With these reports and trends in mind, we have launched the Plant Based Products Council (PBPC), which will simultaneously strive to meet the circular economy goals of the MacArthur Foundation and help address many of the global environmental concerns cited by the UN.
Plant-based packaging is grown from clean and renewable biomass feedstocks, such as algae, seaweed, corn, hemp, sugar beets and soybeans. These material are turned into plastics through green chemistry, and most plant-based packaging is designed to be composted, meaning it can be returned to the soil and close the loop on a sustainable, circular economy.
That cycle also delivers environmental benefits related to:
- Greenhouse gas emissions: Using plants converts carbon in the atmosphere into both an economic value and an environmental benefit. When these renewable resources replace conventional chemicals and plastics, they can reduce cradle-to-grave greenhouse gas emissions by 39-86%, according to the results of an Argonne National Laboratory study.
- Water quality: When municipal waste and plastics escape from collection systems, or when collection systems simply do not exist, that waste is often washed into waterways and, eventually, the ocean. Composting reduces the total materials sent for recycling, or to landfills, and is often done locally or regionally. This also reduces the likelihood of leakage into waterways and oceans.
- Waste management: Composting eases the burden on other waste management facilities, eliminates concerns about food contamination in the recycling stream and ensures that rather than getting buried in a landfill, the waste is put to a better use as soil-enriching compost.
- Soil heath: Compost provides organic matter, nutrients and water-holding capacity to soil, contributing further sustainable agricultural production. Organic matter in soils turns land into a carbon-sink, providing soil biomes with a valuable source of nourishment at the same time.
With these environmental goals top of mind, PBPC members include corporations of all sizes that have made sustainability pledges, or make or utilize plant-based products. Our organization also includes an advisory board of environmental groups that help shape our goals and drive smart policies.
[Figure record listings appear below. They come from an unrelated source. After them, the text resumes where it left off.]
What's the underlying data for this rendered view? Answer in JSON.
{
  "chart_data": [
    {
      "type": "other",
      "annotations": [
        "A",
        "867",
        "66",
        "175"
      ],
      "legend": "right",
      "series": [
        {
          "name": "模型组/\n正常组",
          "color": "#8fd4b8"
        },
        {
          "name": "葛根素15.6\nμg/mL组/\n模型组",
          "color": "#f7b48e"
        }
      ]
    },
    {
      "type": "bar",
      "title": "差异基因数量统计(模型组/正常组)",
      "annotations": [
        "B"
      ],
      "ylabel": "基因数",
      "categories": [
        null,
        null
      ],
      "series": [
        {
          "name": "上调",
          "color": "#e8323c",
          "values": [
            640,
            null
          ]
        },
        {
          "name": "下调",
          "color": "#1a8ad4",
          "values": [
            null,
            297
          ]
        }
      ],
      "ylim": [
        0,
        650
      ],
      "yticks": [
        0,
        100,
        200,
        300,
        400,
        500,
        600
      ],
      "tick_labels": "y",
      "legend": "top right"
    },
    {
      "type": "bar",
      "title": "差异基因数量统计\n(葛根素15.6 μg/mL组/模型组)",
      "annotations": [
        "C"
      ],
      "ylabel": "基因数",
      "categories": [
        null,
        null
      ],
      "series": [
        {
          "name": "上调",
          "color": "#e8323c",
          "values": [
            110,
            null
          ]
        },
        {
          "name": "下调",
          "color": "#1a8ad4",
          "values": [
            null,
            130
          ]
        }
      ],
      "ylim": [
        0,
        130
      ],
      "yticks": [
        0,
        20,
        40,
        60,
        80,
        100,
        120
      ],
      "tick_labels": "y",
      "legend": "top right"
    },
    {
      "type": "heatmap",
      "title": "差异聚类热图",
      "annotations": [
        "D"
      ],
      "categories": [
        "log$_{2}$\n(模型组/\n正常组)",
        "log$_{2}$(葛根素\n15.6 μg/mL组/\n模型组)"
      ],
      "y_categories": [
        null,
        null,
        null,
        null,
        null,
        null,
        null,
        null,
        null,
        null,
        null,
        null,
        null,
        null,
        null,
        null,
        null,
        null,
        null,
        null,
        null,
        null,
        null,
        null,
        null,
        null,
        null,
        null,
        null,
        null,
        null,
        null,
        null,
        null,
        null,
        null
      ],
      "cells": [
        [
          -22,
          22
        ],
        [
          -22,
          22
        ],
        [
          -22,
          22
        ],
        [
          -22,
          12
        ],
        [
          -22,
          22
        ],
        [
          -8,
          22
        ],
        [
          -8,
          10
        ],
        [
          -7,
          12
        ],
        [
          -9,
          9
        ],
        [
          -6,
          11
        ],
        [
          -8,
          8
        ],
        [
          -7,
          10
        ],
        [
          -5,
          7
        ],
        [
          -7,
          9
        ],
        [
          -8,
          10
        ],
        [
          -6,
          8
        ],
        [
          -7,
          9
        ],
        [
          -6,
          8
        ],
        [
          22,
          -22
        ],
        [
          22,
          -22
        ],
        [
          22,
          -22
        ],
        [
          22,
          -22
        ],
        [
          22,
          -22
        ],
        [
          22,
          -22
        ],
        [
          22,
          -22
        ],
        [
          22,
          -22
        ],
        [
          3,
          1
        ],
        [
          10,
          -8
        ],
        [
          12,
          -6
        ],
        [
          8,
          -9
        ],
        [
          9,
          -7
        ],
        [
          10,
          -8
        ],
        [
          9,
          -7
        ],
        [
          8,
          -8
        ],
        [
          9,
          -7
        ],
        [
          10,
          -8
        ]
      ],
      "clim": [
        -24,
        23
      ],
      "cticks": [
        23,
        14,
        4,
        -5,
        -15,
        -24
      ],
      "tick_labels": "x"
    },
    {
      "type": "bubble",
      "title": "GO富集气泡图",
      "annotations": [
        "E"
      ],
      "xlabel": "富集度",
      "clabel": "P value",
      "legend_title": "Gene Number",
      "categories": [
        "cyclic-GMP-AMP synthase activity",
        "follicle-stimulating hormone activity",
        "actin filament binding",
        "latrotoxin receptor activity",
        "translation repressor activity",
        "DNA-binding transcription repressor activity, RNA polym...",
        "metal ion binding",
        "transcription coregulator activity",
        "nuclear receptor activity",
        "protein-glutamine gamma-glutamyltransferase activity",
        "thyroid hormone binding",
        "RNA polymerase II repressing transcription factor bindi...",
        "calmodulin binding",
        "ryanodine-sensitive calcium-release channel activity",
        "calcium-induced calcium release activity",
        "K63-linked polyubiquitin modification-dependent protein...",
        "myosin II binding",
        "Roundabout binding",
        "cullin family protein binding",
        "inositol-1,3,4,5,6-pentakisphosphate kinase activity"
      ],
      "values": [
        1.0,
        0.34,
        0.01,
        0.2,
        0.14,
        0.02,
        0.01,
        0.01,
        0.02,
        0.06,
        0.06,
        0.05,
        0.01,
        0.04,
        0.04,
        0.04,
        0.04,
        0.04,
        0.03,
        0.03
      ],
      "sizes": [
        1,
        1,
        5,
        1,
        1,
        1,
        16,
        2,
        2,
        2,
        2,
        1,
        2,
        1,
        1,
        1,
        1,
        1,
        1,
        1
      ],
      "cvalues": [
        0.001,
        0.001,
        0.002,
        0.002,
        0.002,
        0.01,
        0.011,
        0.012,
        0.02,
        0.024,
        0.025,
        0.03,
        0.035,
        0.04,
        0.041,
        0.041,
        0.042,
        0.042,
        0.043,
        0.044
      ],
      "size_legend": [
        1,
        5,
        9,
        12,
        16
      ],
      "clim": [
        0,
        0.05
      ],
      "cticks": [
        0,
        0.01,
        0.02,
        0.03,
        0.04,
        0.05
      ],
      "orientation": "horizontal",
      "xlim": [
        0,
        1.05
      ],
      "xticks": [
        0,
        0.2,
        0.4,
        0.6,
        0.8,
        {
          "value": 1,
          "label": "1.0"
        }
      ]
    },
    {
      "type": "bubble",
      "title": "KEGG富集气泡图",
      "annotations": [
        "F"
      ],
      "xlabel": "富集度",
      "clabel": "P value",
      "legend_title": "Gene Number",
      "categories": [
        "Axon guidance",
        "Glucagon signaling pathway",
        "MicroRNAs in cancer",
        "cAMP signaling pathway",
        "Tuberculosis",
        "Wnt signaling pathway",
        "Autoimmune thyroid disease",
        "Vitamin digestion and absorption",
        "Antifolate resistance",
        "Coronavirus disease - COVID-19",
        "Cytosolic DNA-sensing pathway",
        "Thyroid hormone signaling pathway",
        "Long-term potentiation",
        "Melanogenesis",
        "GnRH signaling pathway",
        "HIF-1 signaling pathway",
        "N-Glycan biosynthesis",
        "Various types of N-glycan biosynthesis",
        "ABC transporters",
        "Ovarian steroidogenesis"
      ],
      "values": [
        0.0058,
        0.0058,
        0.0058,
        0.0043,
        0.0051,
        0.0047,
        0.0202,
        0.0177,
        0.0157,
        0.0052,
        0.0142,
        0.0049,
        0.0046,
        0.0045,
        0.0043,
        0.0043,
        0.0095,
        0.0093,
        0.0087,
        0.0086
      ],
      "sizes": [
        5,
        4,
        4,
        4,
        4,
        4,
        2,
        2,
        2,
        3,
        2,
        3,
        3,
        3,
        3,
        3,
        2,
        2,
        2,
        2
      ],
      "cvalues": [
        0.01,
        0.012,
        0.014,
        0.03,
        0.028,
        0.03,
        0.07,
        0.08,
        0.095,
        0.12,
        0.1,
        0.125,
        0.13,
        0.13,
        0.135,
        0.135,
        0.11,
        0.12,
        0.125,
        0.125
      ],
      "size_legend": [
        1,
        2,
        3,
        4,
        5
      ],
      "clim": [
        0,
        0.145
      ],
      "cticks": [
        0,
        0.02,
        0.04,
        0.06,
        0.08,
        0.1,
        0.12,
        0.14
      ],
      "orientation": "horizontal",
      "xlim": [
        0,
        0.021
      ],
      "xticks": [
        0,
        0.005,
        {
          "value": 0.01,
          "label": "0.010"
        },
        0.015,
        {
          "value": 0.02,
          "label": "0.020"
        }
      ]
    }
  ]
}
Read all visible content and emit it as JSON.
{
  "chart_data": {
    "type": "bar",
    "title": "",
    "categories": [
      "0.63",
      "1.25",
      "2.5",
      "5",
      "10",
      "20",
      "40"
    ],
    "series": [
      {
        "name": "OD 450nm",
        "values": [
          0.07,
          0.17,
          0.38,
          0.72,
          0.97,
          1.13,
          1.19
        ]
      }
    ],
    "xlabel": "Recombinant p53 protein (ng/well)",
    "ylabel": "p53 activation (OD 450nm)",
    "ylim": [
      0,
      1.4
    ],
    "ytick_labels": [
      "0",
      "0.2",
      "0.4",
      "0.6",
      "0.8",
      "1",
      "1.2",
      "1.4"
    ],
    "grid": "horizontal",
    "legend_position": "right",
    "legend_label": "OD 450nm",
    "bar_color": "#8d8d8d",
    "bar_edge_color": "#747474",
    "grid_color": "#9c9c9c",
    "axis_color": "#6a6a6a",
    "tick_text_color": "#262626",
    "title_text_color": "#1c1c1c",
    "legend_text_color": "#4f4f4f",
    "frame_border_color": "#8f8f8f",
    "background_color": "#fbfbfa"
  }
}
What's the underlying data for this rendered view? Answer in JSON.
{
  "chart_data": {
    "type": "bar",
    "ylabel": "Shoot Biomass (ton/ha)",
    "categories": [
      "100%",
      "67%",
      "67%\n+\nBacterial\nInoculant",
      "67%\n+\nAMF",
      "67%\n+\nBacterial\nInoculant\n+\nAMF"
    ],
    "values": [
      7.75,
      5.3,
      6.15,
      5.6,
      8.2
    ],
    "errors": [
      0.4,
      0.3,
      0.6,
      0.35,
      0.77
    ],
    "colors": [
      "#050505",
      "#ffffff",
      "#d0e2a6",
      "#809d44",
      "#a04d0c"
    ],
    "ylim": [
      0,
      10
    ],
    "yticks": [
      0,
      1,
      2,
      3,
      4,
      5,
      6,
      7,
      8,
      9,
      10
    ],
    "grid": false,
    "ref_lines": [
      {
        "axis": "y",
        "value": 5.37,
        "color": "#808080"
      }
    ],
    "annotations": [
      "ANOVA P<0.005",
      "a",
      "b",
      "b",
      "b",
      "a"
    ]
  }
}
Our "strange bedfellows" model may be a throw-back, but these recent reports make clear that there are still some challenges that require the very best thinking from all quarters. And when it comes to solving plastic pollution, our planet deserves nothing less.
Mary Solecki is the spokesperson for the Plant Based Products Council, launched in January 2019 to guide the world economy toward a sustainable future through widespread adoption of plant-based products and packaging.